Don Luigi Merola: “Ho detto no alla messa alla prova di alcuni ex mafiosi”
Parlando dell’accaduto a Storie Italiane, Don Merola ribadisce che “è successo quello che può succedere a chi è impegnato in questo campo, tra disagio minorile e contrasto alle baby gang di Napoli… Qualcuno che mi vuole troppo bene ha voluto aggredire la nostra auto di servizio rompendo tutti i vetri e rubando il lampeggiante blu. La polizia sta facendo le indagine e domani”, sostiene Don Merola che non sembra affatto intimidito, “andrò anche da Gratteri che mi ha convocato: c’è massima attenzione da parte dello stato e andiamo avanti. Dobbiamo andare avanti”, promette.
Imbeccato se ci sia stato un qualche evento scatenante, il parroco anti-mafia racconta che “quando ho fatto denuncia ho riferito che nell’ultimo periodo la nostra fondazione aveva la messa alla prova di tante persone che dovevano uscire dal carcere.
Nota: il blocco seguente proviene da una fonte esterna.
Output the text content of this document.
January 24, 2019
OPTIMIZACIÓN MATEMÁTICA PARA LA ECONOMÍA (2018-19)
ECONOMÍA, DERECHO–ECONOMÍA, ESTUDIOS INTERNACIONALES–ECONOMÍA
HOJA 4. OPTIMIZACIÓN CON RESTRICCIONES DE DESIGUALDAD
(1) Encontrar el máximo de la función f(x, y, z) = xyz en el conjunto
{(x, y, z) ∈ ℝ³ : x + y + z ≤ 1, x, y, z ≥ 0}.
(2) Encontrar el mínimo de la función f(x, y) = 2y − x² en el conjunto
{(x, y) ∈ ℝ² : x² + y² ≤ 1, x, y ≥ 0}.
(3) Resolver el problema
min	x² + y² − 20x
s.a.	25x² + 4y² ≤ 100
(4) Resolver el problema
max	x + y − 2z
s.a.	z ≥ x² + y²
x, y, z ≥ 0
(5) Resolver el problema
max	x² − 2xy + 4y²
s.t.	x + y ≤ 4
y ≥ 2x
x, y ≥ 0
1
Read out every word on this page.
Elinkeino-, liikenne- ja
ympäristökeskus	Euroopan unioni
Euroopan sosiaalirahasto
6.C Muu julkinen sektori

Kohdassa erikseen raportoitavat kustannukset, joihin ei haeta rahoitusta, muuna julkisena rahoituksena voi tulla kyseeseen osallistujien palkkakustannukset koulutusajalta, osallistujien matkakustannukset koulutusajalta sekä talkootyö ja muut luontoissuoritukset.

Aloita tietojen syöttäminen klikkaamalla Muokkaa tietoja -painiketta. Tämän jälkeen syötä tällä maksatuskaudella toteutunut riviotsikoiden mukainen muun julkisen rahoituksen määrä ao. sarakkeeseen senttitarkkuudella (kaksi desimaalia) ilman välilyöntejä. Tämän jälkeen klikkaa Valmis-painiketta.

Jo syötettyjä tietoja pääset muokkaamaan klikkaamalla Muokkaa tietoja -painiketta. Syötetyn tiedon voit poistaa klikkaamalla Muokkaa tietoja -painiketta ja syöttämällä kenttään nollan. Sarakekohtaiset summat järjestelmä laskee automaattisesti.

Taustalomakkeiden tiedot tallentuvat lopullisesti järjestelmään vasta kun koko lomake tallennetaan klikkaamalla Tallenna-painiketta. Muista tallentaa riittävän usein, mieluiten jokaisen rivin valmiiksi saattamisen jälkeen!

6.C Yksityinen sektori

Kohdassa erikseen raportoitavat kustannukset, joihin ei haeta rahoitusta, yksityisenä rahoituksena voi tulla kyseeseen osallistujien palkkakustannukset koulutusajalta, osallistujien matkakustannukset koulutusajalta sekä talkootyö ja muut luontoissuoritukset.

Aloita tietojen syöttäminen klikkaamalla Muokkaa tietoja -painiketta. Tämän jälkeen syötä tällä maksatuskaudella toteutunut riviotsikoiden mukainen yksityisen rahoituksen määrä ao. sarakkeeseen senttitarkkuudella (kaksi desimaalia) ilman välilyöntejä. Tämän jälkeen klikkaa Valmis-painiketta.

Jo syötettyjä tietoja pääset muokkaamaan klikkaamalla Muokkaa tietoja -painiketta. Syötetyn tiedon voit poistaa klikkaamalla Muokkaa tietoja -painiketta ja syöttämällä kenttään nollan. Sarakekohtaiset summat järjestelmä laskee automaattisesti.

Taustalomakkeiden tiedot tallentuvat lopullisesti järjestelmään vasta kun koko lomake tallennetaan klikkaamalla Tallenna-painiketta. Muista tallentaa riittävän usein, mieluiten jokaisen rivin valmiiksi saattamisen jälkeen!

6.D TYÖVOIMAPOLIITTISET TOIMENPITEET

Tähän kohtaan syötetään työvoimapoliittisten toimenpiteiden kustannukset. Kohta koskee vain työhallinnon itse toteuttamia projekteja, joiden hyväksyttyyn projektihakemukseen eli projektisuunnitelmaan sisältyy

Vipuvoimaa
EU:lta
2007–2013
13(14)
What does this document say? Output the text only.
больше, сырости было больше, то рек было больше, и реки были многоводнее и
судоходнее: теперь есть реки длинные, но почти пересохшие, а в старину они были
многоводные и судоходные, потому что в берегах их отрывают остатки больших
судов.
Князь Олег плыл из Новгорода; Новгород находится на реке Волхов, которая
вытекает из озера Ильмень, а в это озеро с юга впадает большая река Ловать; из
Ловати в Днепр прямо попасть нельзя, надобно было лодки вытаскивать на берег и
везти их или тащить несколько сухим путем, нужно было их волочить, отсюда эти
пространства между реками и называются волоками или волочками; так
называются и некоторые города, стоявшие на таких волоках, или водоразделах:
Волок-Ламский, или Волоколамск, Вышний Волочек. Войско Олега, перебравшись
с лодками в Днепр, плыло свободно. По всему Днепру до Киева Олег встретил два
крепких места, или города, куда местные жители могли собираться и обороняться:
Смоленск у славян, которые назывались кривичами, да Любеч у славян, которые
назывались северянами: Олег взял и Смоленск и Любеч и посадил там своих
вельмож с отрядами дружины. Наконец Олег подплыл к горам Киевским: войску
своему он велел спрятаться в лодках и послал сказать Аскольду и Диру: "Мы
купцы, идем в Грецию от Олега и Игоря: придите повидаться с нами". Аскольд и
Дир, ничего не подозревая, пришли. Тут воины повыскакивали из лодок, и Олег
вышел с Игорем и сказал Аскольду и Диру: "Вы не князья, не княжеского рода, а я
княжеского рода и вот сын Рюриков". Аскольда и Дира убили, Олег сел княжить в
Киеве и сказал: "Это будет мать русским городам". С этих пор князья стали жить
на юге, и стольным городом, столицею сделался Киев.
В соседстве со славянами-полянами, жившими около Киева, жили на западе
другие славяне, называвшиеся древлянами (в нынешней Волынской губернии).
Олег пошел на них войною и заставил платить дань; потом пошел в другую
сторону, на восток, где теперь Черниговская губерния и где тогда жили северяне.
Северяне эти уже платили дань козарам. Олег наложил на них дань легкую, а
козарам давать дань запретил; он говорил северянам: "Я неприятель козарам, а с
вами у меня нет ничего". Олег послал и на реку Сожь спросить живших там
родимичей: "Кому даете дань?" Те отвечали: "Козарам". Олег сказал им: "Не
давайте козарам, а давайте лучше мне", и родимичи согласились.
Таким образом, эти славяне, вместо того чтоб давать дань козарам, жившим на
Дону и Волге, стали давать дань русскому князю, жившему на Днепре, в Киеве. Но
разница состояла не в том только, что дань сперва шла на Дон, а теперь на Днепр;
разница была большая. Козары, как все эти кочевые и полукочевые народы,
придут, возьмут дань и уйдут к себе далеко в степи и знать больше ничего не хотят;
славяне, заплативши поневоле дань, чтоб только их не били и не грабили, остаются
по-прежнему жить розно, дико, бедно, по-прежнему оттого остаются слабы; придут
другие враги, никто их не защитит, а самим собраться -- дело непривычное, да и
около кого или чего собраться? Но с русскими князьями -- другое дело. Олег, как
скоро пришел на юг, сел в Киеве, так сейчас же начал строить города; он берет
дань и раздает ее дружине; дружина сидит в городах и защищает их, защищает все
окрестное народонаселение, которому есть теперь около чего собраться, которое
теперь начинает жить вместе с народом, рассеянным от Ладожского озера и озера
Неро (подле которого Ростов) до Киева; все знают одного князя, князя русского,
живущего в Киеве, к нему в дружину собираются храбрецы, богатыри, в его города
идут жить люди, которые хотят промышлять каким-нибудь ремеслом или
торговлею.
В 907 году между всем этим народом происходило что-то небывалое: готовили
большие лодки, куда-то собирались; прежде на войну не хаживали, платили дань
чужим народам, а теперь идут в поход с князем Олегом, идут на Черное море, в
Ho detto no”, sottolinea Don Merola, “a diversi che appartengono ai clan, perché non potevo accettare che questi tornassero a comandare e venissero presso la mia sede. In quella strada un paio di mesi fa abbiamo sventato un tentativo di rapina, avranno visto la macchina e l’avranno riconosciuta facendo questo dispetto. Si possono ipotizzare tante cose”, conclude ridendo, “perché sono parecchio impegnato e non sono ancora andato in pensione”.